The researchers found that GC could distinguish those who developed rapid metastases from those who did not, with an odds ratio of 1.48. They also found that GC was a better predictor than the CAPRA-S score or the Stephenson nomogram.

These studies corroborate a similar finding by Feng et al. in an earlier study. They found that among patients with biochemical progression (PSA≥0.2 ng/ml), GC was a better predictor of metastatic progression than other clinical or pathologic risk factors. 40% of those with high GC scores developed metastases within 3 years of biochemical recurrence, compared to only 8% among those with low GC scores.
Genome Dx wrote that the positive predictive value (PPV) of a GC score greater than 0.4 was 69 percent in the Karnes validation study. This means that more than two-thirds of the time, it correctly (albeit retrospectively) predicted those men who went on to suffer metastases. Conversely, it means that about a third of men with high scores might be over-treated, at least with 5 years of follow-up, if they relied on a high GC score to make their salvage treatment decision. Complicating the interpretation is the fact that the natural history of progression is quite long, and may be further delayed by the debulking of the tumor burden from the initial prostatectomy. So longer follow-up, say, 10 or 15 years, might reveal that it predicted progression better.
The negative predictive value (NPV) of 98.5% for a GC score < 0.4 is particularly impressive. However, we still have the problem of the long natural history of progression. While a GC score under 0.4 almost certainly rules out risk of metastatic progression in the next 5 years, we don't know how safe we are in a 10- or 15-year time frame.
Even with these uncertainties, it is a better decision tool than our other available alternatives.

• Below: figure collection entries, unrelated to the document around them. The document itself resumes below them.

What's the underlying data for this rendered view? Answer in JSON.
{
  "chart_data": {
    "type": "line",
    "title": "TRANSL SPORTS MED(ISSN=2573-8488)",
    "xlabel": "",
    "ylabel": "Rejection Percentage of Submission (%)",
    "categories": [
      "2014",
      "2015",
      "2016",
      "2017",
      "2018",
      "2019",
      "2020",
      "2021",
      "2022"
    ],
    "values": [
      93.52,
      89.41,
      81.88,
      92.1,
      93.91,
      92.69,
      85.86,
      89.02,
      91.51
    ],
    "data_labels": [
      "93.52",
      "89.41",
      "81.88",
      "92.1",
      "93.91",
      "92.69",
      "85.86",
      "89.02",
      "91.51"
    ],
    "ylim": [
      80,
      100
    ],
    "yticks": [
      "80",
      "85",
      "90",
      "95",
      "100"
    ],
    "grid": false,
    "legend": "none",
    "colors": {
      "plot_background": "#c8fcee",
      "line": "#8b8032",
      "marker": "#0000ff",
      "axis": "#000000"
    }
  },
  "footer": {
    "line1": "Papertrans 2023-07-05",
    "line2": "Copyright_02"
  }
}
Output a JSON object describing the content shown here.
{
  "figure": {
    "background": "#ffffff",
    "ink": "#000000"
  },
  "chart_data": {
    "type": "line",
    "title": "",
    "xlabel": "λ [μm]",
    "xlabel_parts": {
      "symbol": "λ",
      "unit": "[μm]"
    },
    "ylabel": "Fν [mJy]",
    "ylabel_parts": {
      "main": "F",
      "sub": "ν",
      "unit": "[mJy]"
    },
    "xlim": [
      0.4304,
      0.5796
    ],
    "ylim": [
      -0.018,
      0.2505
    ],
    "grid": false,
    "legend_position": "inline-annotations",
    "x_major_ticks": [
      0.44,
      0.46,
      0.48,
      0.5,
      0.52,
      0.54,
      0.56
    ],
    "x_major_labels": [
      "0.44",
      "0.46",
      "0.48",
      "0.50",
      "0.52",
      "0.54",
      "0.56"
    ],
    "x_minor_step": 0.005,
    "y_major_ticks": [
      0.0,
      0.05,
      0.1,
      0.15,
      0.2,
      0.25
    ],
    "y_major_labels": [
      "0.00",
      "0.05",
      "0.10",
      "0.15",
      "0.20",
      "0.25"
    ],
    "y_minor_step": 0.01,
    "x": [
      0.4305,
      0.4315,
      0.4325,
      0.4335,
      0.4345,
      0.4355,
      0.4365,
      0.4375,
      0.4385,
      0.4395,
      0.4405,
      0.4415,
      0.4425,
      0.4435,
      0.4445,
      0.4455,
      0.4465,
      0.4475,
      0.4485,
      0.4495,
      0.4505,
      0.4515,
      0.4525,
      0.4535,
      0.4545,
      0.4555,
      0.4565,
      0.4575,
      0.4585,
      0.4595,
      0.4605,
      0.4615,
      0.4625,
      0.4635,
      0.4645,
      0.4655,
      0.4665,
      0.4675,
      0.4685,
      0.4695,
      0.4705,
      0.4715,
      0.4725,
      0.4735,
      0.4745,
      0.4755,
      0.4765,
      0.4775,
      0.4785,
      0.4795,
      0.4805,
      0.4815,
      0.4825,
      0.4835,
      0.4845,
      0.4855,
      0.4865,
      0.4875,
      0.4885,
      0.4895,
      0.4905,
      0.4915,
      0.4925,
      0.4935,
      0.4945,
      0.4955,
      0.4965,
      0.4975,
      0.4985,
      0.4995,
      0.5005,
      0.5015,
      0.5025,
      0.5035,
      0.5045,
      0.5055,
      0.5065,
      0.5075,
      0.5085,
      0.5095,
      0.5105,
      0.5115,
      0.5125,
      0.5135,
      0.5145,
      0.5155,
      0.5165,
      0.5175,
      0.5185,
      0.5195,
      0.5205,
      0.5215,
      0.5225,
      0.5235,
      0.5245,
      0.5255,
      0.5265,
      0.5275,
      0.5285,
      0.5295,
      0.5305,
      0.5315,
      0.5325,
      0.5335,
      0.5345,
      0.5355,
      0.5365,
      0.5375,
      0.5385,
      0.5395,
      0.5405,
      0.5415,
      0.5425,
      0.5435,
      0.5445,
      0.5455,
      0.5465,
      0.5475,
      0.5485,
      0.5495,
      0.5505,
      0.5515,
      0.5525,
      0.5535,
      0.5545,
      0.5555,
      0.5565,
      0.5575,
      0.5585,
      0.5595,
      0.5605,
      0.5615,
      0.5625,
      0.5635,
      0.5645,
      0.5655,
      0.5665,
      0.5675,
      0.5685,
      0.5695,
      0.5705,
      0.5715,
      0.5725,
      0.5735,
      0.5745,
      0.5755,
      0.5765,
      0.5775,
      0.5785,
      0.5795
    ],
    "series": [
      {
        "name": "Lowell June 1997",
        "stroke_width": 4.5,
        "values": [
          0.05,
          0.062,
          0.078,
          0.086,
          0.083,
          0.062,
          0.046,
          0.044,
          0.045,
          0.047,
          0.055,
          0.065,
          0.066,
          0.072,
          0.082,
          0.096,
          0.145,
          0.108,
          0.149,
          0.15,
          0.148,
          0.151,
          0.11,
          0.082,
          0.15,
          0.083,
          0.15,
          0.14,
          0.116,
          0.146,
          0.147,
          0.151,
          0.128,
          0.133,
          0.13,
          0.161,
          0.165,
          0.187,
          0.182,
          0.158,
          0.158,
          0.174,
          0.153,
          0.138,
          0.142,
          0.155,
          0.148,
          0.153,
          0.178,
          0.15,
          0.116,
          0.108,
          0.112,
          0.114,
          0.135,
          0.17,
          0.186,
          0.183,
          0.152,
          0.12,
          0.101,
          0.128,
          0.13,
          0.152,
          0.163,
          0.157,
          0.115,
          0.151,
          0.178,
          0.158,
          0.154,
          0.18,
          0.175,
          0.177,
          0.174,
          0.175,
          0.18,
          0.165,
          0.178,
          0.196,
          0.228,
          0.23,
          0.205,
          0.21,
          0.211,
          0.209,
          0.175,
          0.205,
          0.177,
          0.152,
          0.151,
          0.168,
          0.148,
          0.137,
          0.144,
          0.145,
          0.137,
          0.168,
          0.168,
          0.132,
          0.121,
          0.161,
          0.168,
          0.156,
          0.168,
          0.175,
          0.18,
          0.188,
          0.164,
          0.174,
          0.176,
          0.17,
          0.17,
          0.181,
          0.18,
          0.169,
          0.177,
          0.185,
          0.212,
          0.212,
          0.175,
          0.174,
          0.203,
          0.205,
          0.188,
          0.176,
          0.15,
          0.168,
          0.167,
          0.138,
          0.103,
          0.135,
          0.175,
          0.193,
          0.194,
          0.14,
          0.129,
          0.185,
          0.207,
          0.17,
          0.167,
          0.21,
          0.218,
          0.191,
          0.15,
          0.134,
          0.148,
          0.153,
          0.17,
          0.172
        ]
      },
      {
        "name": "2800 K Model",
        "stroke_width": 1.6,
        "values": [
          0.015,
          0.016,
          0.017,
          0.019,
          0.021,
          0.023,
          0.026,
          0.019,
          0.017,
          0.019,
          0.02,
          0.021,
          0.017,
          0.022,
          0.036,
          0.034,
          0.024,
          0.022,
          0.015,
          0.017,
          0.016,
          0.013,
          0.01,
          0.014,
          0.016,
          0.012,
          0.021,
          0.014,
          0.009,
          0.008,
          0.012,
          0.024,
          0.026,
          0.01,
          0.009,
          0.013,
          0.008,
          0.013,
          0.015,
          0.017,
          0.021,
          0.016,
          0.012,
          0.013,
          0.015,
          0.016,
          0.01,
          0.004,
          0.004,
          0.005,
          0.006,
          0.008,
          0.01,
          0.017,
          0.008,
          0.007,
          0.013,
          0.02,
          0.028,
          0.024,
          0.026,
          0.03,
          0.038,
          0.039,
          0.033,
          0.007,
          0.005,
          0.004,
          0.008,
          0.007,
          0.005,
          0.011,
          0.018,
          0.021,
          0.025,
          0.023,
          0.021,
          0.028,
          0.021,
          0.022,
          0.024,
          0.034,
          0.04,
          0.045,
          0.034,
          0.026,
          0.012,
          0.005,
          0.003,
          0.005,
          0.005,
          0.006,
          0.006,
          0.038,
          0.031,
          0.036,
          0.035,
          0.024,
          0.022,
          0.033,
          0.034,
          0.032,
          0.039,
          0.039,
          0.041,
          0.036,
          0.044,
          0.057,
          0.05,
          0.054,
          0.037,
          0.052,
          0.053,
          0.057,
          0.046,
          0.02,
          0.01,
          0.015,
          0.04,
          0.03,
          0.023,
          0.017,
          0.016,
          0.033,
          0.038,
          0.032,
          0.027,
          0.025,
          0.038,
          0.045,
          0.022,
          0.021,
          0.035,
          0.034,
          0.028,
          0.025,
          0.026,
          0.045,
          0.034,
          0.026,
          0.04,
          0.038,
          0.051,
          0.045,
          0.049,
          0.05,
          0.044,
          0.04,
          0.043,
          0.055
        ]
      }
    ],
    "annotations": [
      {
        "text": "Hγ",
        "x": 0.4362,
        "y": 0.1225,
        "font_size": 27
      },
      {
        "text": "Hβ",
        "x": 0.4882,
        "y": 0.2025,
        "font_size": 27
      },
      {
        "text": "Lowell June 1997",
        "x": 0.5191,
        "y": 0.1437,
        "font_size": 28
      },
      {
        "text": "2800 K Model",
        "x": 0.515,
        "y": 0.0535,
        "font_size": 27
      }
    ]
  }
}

All of the above studies were retrospective, but I am doubtful that a prospective study will be undertaken because of the very long time needed to obtain sufficient metastatic cases.

Cumulatively, these studies build a good case that Decipher™ can do a reasonably good job of discerning which patients with adverse postoperative pathology but undetectable PSA could reasonably forego adjuvant and salvage radiation. It seems to be less accurate at predicting which patients would require radiation to prevent metastases, although it is a better predictor than other tools we have at our disposal. I was hoping Genome Dx would supply the sensitivity, specificity, and positive and negative predictive value at various cut-offs, but they did not respond to my request.

At $4,000+ this is an expensive test. However, considering that a course of adjuvant or salvage radiation can cost over $30,000, and the potentially worse side effects associated with adjuvant radiation, this test seems to have a reasonable cost/benefit ratio. It is covered by Medicare, many private insurance providers, and there is a financial assistance program available.

This is a difficult decision even with a GC score in hand, and one that should only be made in a shared decision-making process between patient and doctor.

note: Thanks to Dr. Robert B. Den for allowing me to see the full text.